Energy- If you can swing it, get solar,and get a battery back up system installed.  If you cannot, get a very good portable battery backup/inverter system that can charge your refrigerator or freezer, and such.  Buy some cables that you can charge your system from your car battery if your portable battery runs low.  Your refrigerator and freezer are very energy efficient, and you only need to charge them intermittently. Keep your phone and iPad charged, as well. Only go into the fridge and freezer once per day.  As you cook food, eat what is defrosted, then work your way through the freezer.  Then tap into the canned stuff.

Always try to keep a half of tank of gas in the car.  You know your usage, and  get in the habit of filling at half of tank, not empty (my wife is rigorous about this, me not so much).

Medicine- Make sure you order a 90 day supply and make sure you reorder at 30 days.  Have a cooler handy with ice packs from the freezer for your meds, if they need to stay cool.

Cash and silver - Keeps at least a month's worth of cash to buy essentials on hand, and a months worth of silver in case it is your currency that is the problem at the moment.
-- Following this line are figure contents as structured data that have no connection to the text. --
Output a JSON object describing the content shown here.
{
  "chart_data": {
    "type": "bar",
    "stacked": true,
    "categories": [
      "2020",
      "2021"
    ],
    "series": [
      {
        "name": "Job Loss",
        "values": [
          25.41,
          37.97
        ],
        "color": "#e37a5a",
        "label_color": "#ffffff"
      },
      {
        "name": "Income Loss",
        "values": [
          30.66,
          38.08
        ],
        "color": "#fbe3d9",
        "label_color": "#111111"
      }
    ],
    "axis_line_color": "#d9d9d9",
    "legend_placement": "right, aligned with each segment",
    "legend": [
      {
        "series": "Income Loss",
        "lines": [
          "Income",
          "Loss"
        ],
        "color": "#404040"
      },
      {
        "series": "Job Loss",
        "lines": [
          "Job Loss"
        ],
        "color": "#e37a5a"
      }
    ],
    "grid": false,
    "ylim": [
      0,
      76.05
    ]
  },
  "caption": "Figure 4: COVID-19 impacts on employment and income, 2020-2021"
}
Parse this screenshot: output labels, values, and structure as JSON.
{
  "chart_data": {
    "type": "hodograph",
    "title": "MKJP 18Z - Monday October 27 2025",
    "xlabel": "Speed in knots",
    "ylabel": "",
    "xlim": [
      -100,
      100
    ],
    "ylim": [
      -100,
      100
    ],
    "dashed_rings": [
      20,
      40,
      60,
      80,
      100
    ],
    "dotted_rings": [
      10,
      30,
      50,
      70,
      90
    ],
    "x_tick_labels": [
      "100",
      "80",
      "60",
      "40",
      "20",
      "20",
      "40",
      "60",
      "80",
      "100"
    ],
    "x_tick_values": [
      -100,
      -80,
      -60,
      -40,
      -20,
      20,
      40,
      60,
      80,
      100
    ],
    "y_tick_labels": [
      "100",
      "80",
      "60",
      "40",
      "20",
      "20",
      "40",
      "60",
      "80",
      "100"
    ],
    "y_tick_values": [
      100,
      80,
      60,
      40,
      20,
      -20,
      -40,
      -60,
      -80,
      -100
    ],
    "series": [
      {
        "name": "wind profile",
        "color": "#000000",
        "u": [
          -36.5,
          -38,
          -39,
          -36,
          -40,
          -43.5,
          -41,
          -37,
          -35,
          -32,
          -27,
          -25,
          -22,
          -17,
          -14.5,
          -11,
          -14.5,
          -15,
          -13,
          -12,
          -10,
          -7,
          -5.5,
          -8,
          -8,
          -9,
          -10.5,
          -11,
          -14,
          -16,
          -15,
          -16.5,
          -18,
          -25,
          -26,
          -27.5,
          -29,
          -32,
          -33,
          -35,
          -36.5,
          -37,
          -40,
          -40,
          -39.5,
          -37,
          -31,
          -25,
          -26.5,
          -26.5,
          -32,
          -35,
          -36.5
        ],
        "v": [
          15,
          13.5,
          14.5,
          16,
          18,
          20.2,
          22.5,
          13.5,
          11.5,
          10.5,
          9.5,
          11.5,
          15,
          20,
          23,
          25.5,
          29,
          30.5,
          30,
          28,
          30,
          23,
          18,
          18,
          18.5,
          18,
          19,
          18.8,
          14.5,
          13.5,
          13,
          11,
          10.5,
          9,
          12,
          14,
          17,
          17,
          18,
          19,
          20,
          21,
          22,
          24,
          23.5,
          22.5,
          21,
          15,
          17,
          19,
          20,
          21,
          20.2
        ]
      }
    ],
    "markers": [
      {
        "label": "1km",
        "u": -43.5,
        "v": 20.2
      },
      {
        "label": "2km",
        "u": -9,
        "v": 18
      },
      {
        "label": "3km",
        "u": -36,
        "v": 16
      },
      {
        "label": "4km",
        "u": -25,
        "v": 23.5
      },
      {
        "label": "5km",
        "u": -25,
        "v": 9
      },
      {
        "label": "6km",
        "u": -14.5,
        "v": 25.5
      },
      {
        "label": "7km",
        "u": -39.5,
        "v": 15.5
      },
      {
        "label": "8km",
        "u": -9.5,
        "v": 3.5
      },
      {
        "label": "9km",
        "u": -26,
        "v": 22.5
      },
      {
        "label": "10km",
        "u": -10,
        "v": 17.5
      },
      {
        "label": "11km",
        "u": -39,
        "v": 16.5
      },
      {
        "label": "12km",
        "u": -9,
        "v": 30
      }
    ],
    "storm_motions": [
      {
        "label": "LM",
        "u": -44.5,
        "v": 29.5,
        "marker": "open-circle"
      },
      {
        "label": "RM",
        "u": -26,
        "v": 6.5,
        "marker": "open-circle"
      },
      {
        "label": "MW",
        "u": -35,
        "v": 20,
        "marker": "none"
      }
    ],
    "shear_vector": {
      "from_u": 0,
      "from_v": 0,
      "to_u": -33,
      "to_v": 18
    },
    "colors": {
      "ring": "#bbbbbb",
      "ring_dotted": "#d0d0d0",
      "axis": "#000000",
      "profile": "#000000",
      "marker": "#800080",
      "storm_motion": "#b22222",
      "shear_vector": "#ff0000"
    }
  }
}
Have a designated rally point at a friend or families home where you can be collectively safe, and mutually support each other.  Keep a run away back pack handy for each family member in case you must simply leave.  We have those due to our unique location and circumstance, but most would benefit from this.

I don't want to turn this post into a book, so hopefully, I hit the high notes.  I believe our governments ability and desire to help is waning, and shocks are coming out of the blue.  We must stand prepared ourselves.